LGBTQ Healthcare is Primary Care – 2017 LGBT Health Awareness Week

Jessica Sherman, CNP

Jessica is a nurse practitioner at the Equitas Health Short North & King-Lincoln Medical Centers and is accepting new patients.

At Equitas Health we believe LGBTQ healthcare is primary care. Our goal is to improve the health of the LGBTQ community by providing culturally competent, patient-centered care that meets the varied needs of those we serve. We recognize the acronym “LGBTQ” encompasses an extraordinarily diverse group of individuals and that this diversity extends beyond sexual orientation and gender identity. This diversity is reflected in the patients we see at Equitas Health. On a given day, I may see an affluent, gay, African American man for PrEP. My next appointment might be with a young women struggling with drug addiction and depression. The next visit may be a person from a small town who is not “out” and is afraid to seek health care in their community. Next could be a young transgender person who needs medication for high blood pressure. Followed by a young gay male newly diagnosed with HIV. I may end my day with a middle-aged woman here with her wife so they can learn about her diabetes together. What ties these patients together are their shared experiences of marginalization and discrimination as sexual and gender minorities. There is a long history of this marginalization and discrimination manifesting in healthcare. Feeling misunderstood, judged or unwelcome has shaped the health-seeking behaviors of many members of the community, and has led to serious health disparities between LGBTQ individuals and the population at large.

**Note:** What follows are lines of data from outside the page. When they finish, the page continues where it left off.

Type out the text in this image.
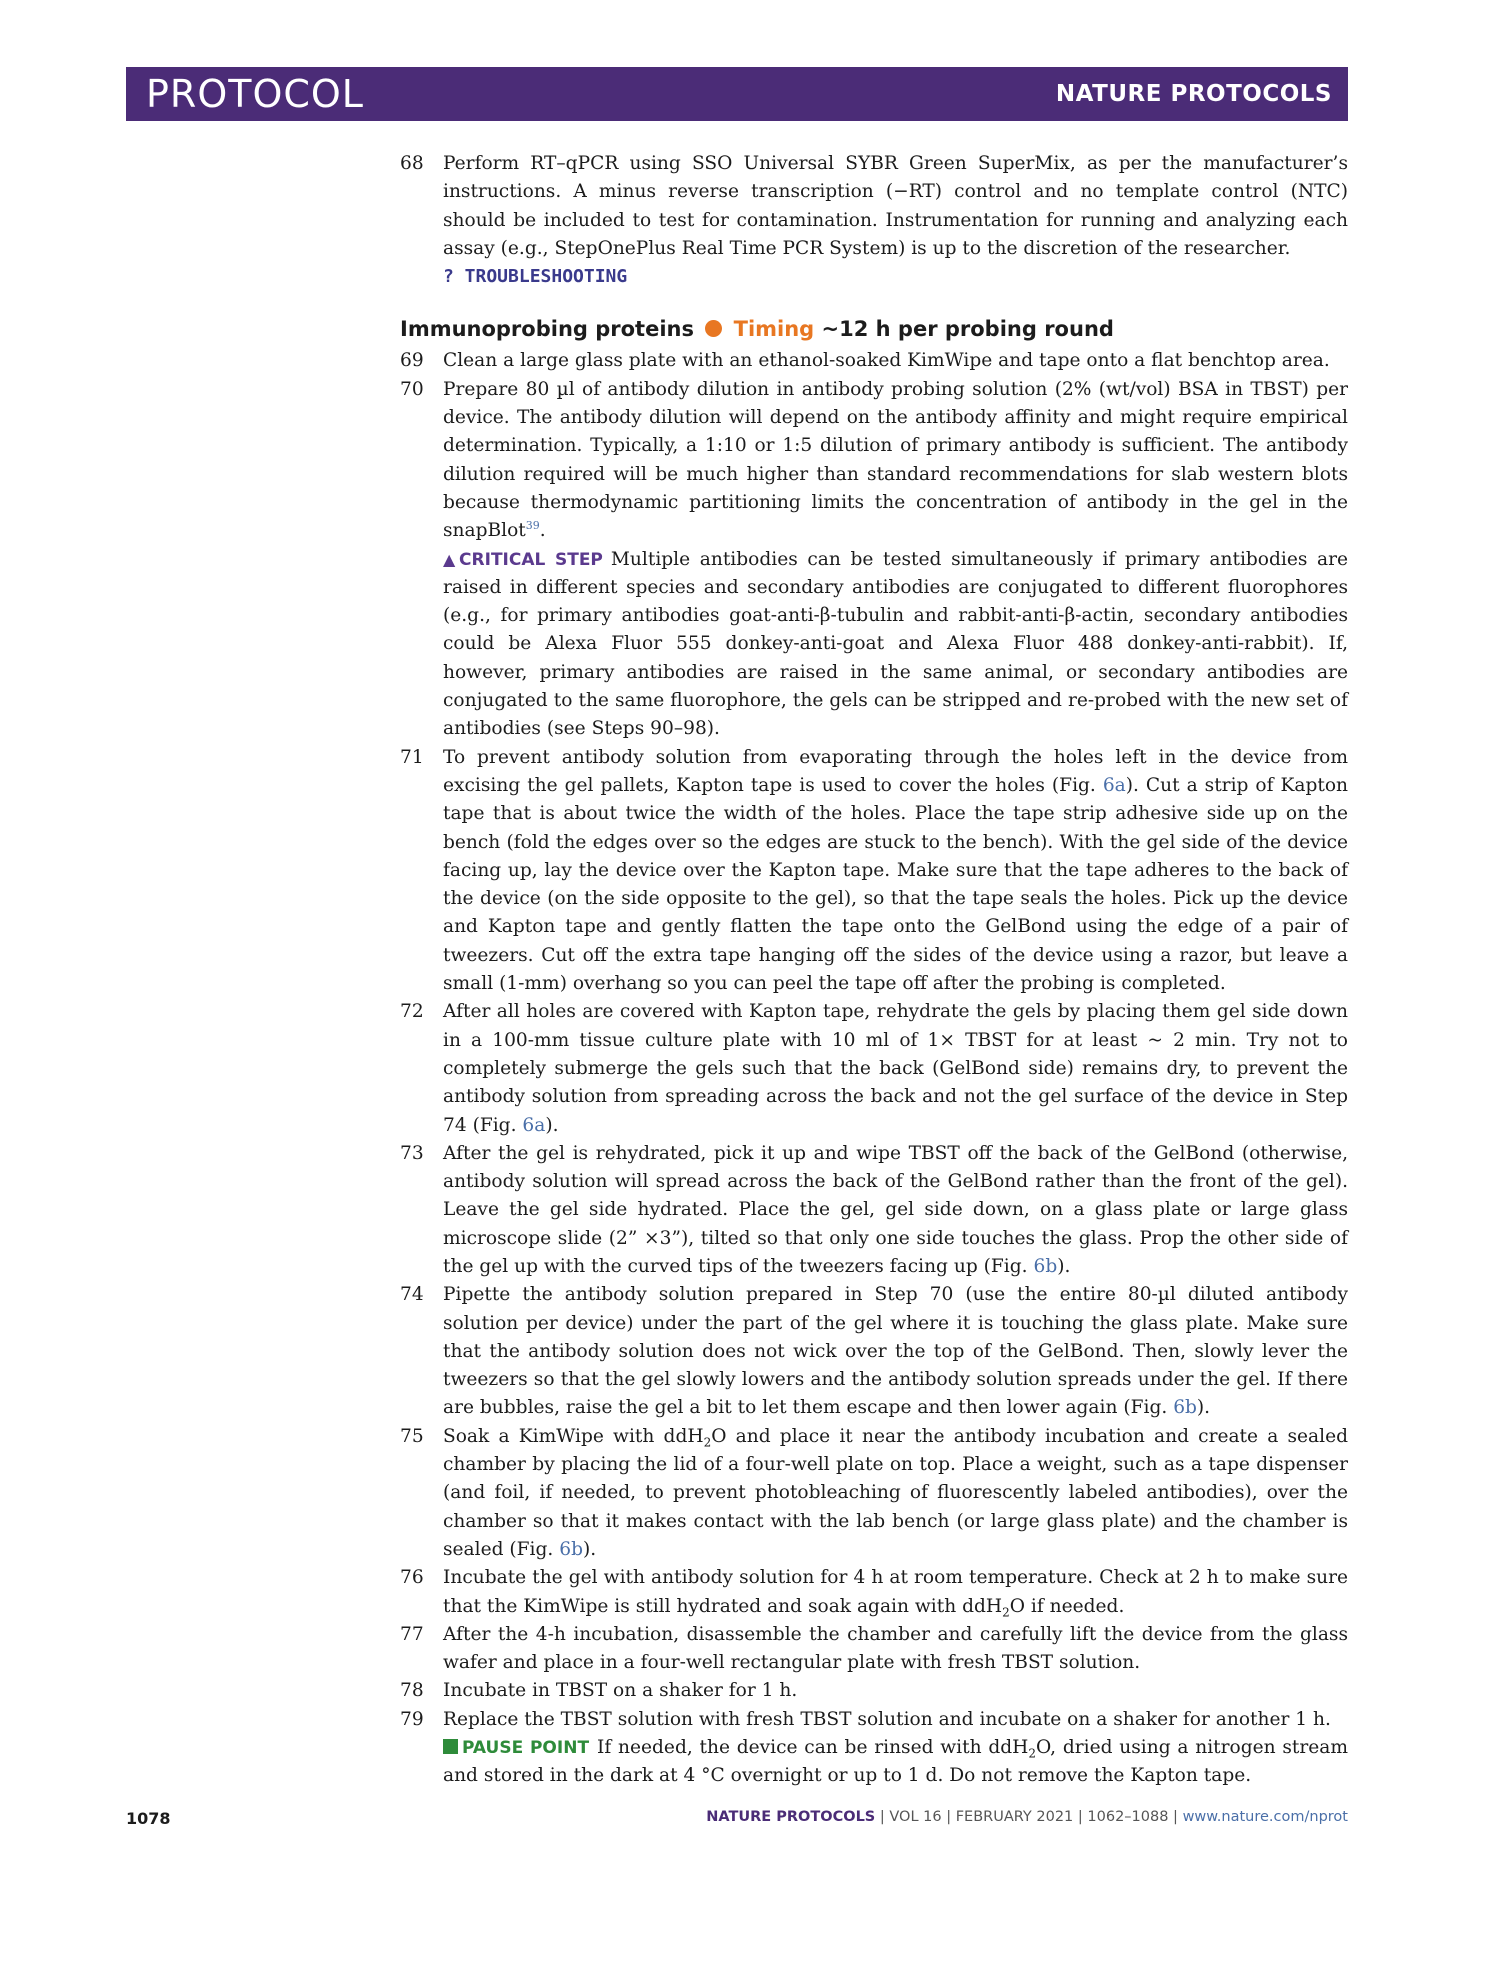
PROTOCOL	NATURE PROTOCOLS
68 Perform RT–qPCR using SSO Universal SYBR Green SuperMix, as per the manufacturer’s instructions. A minus reverse transcription (−RT) control and no template control (NTC) should be included to test for contamination. Instrumentation for running and analyzing each assay (e.g., StepOnePlus Real Time PCR System) is up to the discretion of the researcher.

? TROUBLESHOOTING

Immunoprobing proteins Timing ~12 h per probing round
69 Clean a large glass plate with an ethanol-soaked KimWipe and tape onto a flat benchtop area.

70 Prepare 80 µl of antibody dilution in antibody probing solution (2% (wt/vol) BSA in TBST) per device. The antibody dilution will depend on the antibody affinity and might require empirical determination. Typically, a 1:10 or 1:5 dilution of primary antibody is sufficient. The antibody dilution required will be much higher than standard recommendations for slab western blots because thermodynamic partitioning limits the concentration of antibody in the gel in the snapBlot$^{39}$.

▲CRITICAL STEP Multiple antibodies can be tested simultaneously if primary antibodies are raised in different species and secondary antibodies are conjugated to different fluorophores (e.g., for primary antibodies goat-anti-β-tubulin and rabbit-anti-β-actin, secondary antibodies could be Alexa Fluor 555 donkey-anti-goat and Alexa Fluor 488 donkey-anti-rabbit). If, however, primary antibodies are raised in the same animal, or secondary antibodies are conjugated to the same fluorophore, the gels can be stripped and re-probed with the new set of antibodies (see Steps 90–98).

71 To prevent antibody solution from evaporating through the holes left in the device from excising the gel pallets, Kapton tape is used to cover the holes (Fig. 6a). Cut a strip of Kapton tape that is about twice the width of the holes. Place the tape strip adhesive side up on the bench (fold the edges over so the edges are stuck to the bench). With the gel side of the device facing up, lay the device over the Kapton tape. Make sure that the tape adheres to the back of the device (on the side opposite to the gel), so that the tape seals the holes. Pick up the device and Kapton tape and gently flatten the tape onto the GelBond using the edge of a pair of tweezers. Cut off the extra tape hanging off the sides of the device using a razor, but leave a small (1-mm) overhang so you can peel the tape off after the probing is completed.

72 After all holes are covered with Kapton tape, rehydrate the gels by placing them gel side down in a 100-mm tissue culture plate with 10 ml of 1× TBST for at least ~ 2 min. Try not to completely submerge the gels such that the back (GelBond side) remains dry, to prevent the antibody solution from spreading across the back and not the gel surface of the device in Step 74 (Fig. 6a).

73 After the gel is rehydrated, pick it up and wipe TBST off the back of the GelBond (otherwise, antibody solution will spread across the back of the GelBond rather than the front of the gel). Leave the gel side hydrated. Place the gel, gel side down, on a glass plate or large glass microscope slide (2” ×3”), tilted so that only one side touches the glass. Prop the other side of the gel up with the curved tips of the tweezers facing up (Fig. 6b).

74 Pipette the antibody solution prepared in Step 70 (use the entire 80-µl diluted antibody solution per device) under the part of the gel where it is touching the glass plate. Make sure that the antibody solution does not wick over the top of the GelBond. Then, slowly lever the tweezers so that the gel slowly lowers and the antibody solution spreads under the gel. If there are bubbles, raise the gel a bit to let them escape and then lower again (Fig. 6b).

75 Soak a KimWipe with ddH$_2$O and place it near the antibody incubation and create a sealed chamber by placing the lid of a four-well plate on top. Place a weight, such as a tape dispenser (and foil, if needed, to prevent photobleaching of fluorescently labeled antibodies), over the chamber so that it makes contact with the lab bench (or large glass plate) and the chamber is sealed (Fig. 6b).

76 Incubate the gel with antibody solution for 4 h at room temperature. Check at 2 h to make sure that the KimWipe is still hydrated and soak again with ddH$_2$O if needed.

77 After the 4-h incubation, disassemble the chamber and carefully lift the device from the glass wafer and place in a four-well rectangular plate with fresh TBST solution.

78 Incubate in TBST on a shaker for 1 h.

79 Replace the TBST solution with fresh TBST solution and incubate on a shaker for another 1 h.

PAUSE POINT If needed, the device can be rinsed with ddH$_2$O, dried using a nitrogen stream and stored in the dark at 4 °C overnight or up to 1 d. Do not remove the Kapton tape.

1078	NATURE PROTOCOLS | VOL 16 | FEBRUARY 2021 | 1062–1088 | www.nature.com/nprot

A lack of culturally competent care has been the main driver of these disparities.  Many providers remain uncomfortable caring for LGBTQ people, and are unfamiliar with the challenges faced by these groups. As a result, many of my patients have a long history of negative interactions with the healthcare system. They feel uncomfortable and judged. Often, they find themselves pushed into treatment paths that are not relevant to their personal circumstances. One of my patients memorably described being lectured by her provider for twenty minutes on birth control, even though she does not partner with men. My gay male patients often find that HIV is the only thing a provider wants to talk about with them, frequently to the exclusion of the concerns that actually brought them to the office.

This may not seem like a big deal. But when patients feel judged and uncomfortable, they don’t share information that we need to plan effective care. Even worse, they don’t come back. This ineffective care and disengagement leads to poor health.

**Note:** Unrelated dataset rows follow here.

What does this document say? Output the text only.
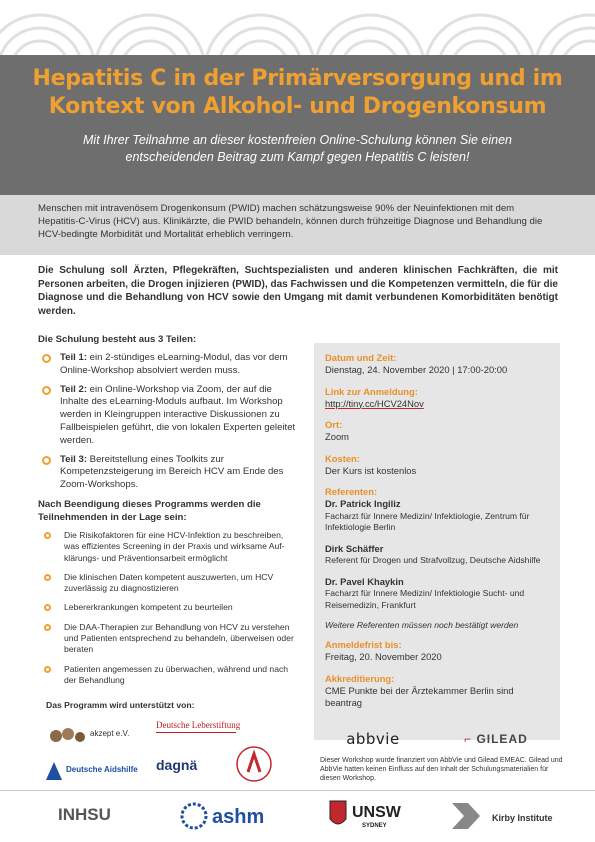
Hepatitis C in der Primärversorgung und im
Kontext von Alkohol- und Drogenkonsum
Mit Ihrer Teilnahme an dieser kostenfreien Online-Schulung können Sie einen entscheidenden Beitrag zum Kampf gegen Hepatitis C leisten!

Menschen mit intravenösem Drogenkonsum (PWID) machen schätzungsweise 90% der Neuinfektionen mit dem Hepatitis-C-Virus (HCV) aus. Klinikärzte, die PWID behandeln, können durch frühzeitige Diagnose und Behandlung die HCV-bedingte Morbidität und Mortalität erheblich verringern.

Die Schulung soll Ärzten, Pflegekräften, Suchtspezialisten und anderen klinischen Fachkräften, die mit Personen arbeiten, die Drogen injizieren (PWID), das Fachwissen und die Kompetenzen vermitteln, die für die Diagnose und die Behandlung von HCV sowie den Umgang mit damit verbundenen Komorbiditäten benötigt werden.

Die Schulung besteht aus 3 Teilen:
Teil 1: ein 2-stündiges eLearning-Modul, das vor dem Online-Workshop absolviert werden muss.
Teil 2: ein Online-Workshop via Zoom, der auf die Inhalte des eLearning-Moduls aufbaut. Im Workshop werden in Kleingruppen interactive Diskussionen zu Fallbeispielen geführt, die von lokalen Experten geleitet werden.
Teil 3: Bereitstellung eines Toolkits zur Kompetenzsteigerung im Bereich HCV am Ende des Zoom-Workshops.
Nach Beendigung dieses Programms werden die Teilnehmenden in der Lage sein:
Die Risikofaktoren für eine HCV-Infektion zu beschreiben, was effizientes Screening in der Praxis und wirksame Auf-klärungs- und Präventionsarbeit ermöglicht
Die klinischen Daten kompetent auszuwerten, um HCV zuverlässig zu diagnostizieren
Lebererkrankungen kompetent zu beurteilen
Die DAA-Therapien zur Behandlung von HCV zu verstehen und Patienten entsprechend zu behandeln, überweisen oder beraten
Patienten angemessen zu überwachen, während und nach der Behandlung
Datum und Zeit:
Dienstag, 24. November 2020 | 17:00-20:00
Link zur Anmeldung:
http://tiny.cc/HCV24Nov
Ort:
Zoom
Kosten:
Der Kurs ist kostenlos
Referenten:
Dr. Patrick Ingiliz
Facharzt für Innere Medizin/ Infektiologie, Zentrum für Infektiologie Berlin
Dirk Schäffer
Referent für Drogen und Strafvollzug, Deutsche Aidshilfe
Dr. Pavel Khaykin
Facharzt für Innere Medizin/ Infektiologie Sucht- und Reisemedizin, Frankfurt
Weitere Referenten müssen noch bestätigt werden
Anmeldefrist bis:
Freitag, 20. November 2020
Akkreditierung:
CME Punkte bei der Ärztekammer Berlin sind beantrag
abbvie	⌐ GILEAD

Dieser Workshop wurde finanziert von AbbVie und Gilead EMEAC. Gilead und AbbVie hatten keinen Einfluss auf den Inhalt der Schulungsmaterialien für diesen Workshop.

Das Programm wird unterstützt von:
akzept e.V.
Deutsche Leberstiftung
Deutsche Aidshilfe dagnä
INHSU	ashm	UNSW
SYDNEY
Kirby Institute
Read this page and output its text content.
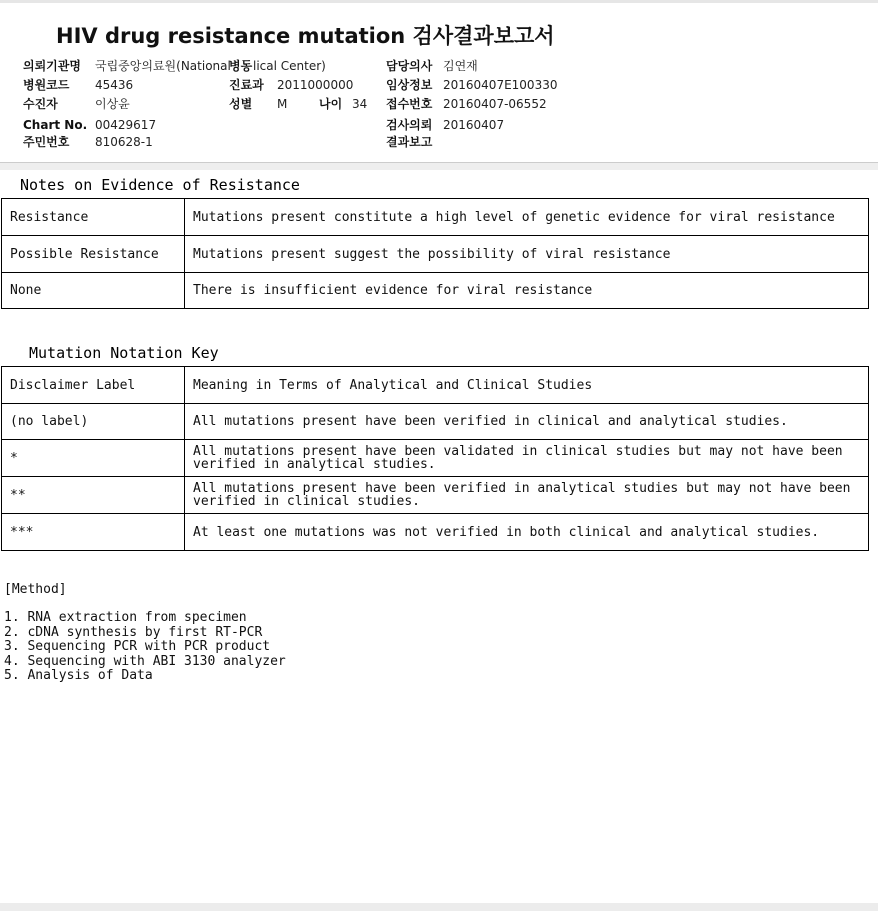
HIV drug resistance mutation 검사결과보고서
의뢰기관명 국립중앙의료원(National
병동 lical Center)	담당의사 김연재
병원코드 45436	진료과 2011000000	임상정보 20160407E100330
수진자	이상윤	성별 M	나이 34 접수번호 20160407-06552
Chart No. 00429617	검사의뢰 20160407
주민번호 810628-1	결과보고
Notes on Evidence of Resistance
Resistance	Mutations present constitute a high level of genetic evidence for viral resistance
Possible Resistance	Mutations present suggest the possibility of viral resistance
None	There is insufficient evidence for viral resistance
Mutation Notation Key
Disclaimer Label	Meaning in Terms of Analytical and Clinical Studies
(no label)	All mutations present have been verified in clinical and analytical studies.
*	All mutations present have been validated in clinical studies but may not have been verified in analytical studies.
**	All mutations present have been verified in analytical studies but may not have been verified in clinical studies.
***	At least one mutations was not verified in both clinical and analytical studies.
[Method]
1. RNA extraction from specimen
2. cDNA synthesis by first RT-PCR
3. Sequencing PCR with PCR product
4. Sequencing with ABI 3130 analyzer
5. Analysis of Data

Addressing this issue is our main focus. We strive to embrace diversity, and to create a safe and welcoming environment. This starts from the moment you walk in the door. We use inclusive language on our forms. We ask which pronouns are appropriate and allow patients to tell us how they identify themselves both in gender and sexuality.  Our staff reflects the diverse community we serve. All of these things make patients feel safe and at ease before they even enter the exam room.

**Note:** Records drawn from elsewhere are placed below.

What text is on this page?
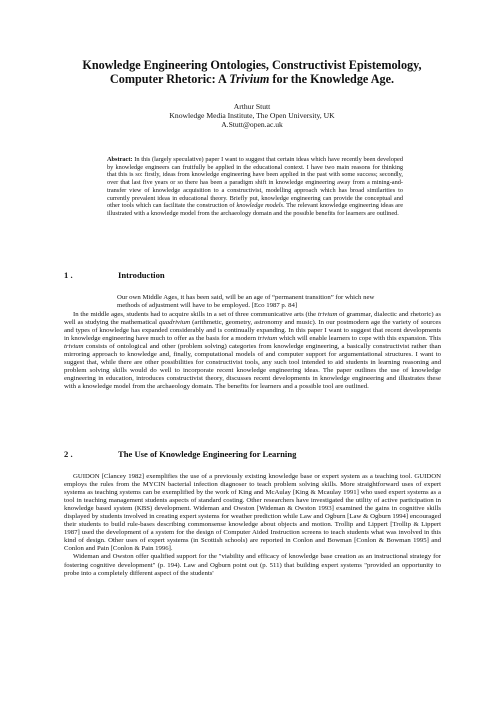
Knowledge Engineering Ontologies, Constructivist Epistemology,
Computer Rhetoric: A Trivium for the Knowledge Age.
Arthur Stutt
Knowledge Media Institute, The Open University, UK
A.Stutt@open.ac.uk
Abstract: In this (largely speculative) paper I want to suggest that certain ideas which have recently been developed by knowledge engineers can fruitfully be applied in the educational context. I have two main reasons for thinking that this is so: firstly, ideas from knowledge engineering have been applied in the past with some success; secondly, over that last five years or so there has been a paradigm shift in knowledge engineering away from a mining-and-transfer view of knowledge acquisition to a constructivist, modelling approach which has broad similarities to currently prevalent ideas in educational theory. Briefly put, knowledge engineering can provide the conceptual and other tools which can facilitate the construction of knowledge models. The relevant knowledge engineering ideas are illustrated with a knowledge model from the archaeology domain and the possible benefits for learners are outlined.
1 .	Introduction
Our own Middle Ages, it has been said, will be an age of “permanent transition” for which new
methods of adjustment will have to be employed. [Eco 1987 p. 84]

In the middle ages, students had to acquire skills in a set of three communicative arts (the trivium of grammar, dialectic and rhetoric) as well as studying the mathematical quadrivium (arithmetic, geometry, astronomy and music). In our postmodern age the variety of sources and types of knowledge has expanded considerably and is continually expanding. In this paper I want to suggest that recent developments in knowledge engineering have much to offer as the basis for a modern trivium which will enable learners to cope with this expansion. This trivium consists of ontological and other (problem solving) categories from knowledge engineering, a basically constructivist rather than mirroring approach to knowledge and, finally, computational models of and computer support for argumentational structures. I want to suggest that, while there are other possibilities for constructivist tools, any such tool intended to aid students in learning reasoning and problem solving skills would do well to incorporate recent knowledge engineering ideas. The paper outlines the use of knowledge engineering in education, introduces constructivist theory, discusses recent developments in knowledge engineering and illustrates these with a knowledge model from the archaeology domain. The benefits for learners and a possible tool are outlined.

2 .	The Use of Knowledge Engineering for Learning

GUIDON [Clancey 1982] exemplifies the use of a previously existing knowledge base or expert system as a teaching tool. GUIDON employs the rules from the MYCIN bacterial infection diagnoser to teach problem solving skills. More straightforward uses of expert systems as teaching systems can be exemplified by the work of King and McAulay [King & Mcaulay 1991] who used expert systems as a tool in teaching management students aspects of standard costing. Other researchers have investigated the utility of active participation in knowledge based system (KBS) development. Wideman and Owston [Wideman & Owston 1993] examined the gains in cognitive skills displayed by students involved in creating expert systems for weather prediction while Law and Ogburn [Law & Ogburn 1994] encouraged their students to build rule-bases describing commonsense knowledge about objects and motion. Trollip and Lippert [Trollip & Lippert 1987] used the development of a system for the design of Computer Aided Instruction screens to teach students what was involved in this kind of design. Other uses of expert systems (in Scottish schools) are reported in Conlon and Bowman [Conlon & Bowman 1995] and Conlon and Pain [Conlon & Pain 1996].

Wideman and Owston offer qualified support for the "viability and efficacy of knowledge base creation as an instructional strategy for fostering cognitive development" (p. 194). Law and Ogburn point out (p. 511) that building expert systems "provided an opportunity to probe into a completely different aspect of the students'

In the exam room, my goal is first and foremost to listen. I listen to each patient’s experiences, their concerns, and their goals for their health. I use what I learn to develop a relevant and achievable plan of care.  For example, if a patient is a smoker, and primarily smokes as a way of coping with crippling anxiety, I will not simply lecture the patient on quitting smoking. Instead, I will work with them to address the anxiety issues that make quitting smoking a huge challenge. This is how we get the best outcomes for our patients.  By listening and developing plans that are relevant and realistic. We have to meet patients where they are at. This kind of patient-centered approach is crucial to keep patients engaged in care and improve health.

I also aim to create a welcoming environment in the exam room. I use inclusive language. I may ask “do you have a partner?” rather than “are you married?” I will often ask a patient which pronouns they use or how they identify. I also make sure my patients know I am not perfect and that if I use a language that makes them uncomfortable they should absolutely tell me! Beyond using correct language – I strive to create a relationship of trust and openness with my patients. This way they feel comfortable sharing information with me and asking questions.

Our experience thus far has shown our approach works. Since we expanded our mission to be a healthcare home for the LGBTQ community, our patient base has grown rapidly. We have patients that come from all over Ohio because they feel welcome and comfortable seeking care. I’ve had patients tell me how nice it is to feel like they finally have place that is their own, that is dedicated to addressing their needs.

At the end of visits I tell my patients “My door is always open – I’m here if you have questions.” At Equitas Health, we believe LGBTQ healthcare is primary care. Our door is open. When you’re ready, we’re here to provide you with high quality, culturally competent and individualized care.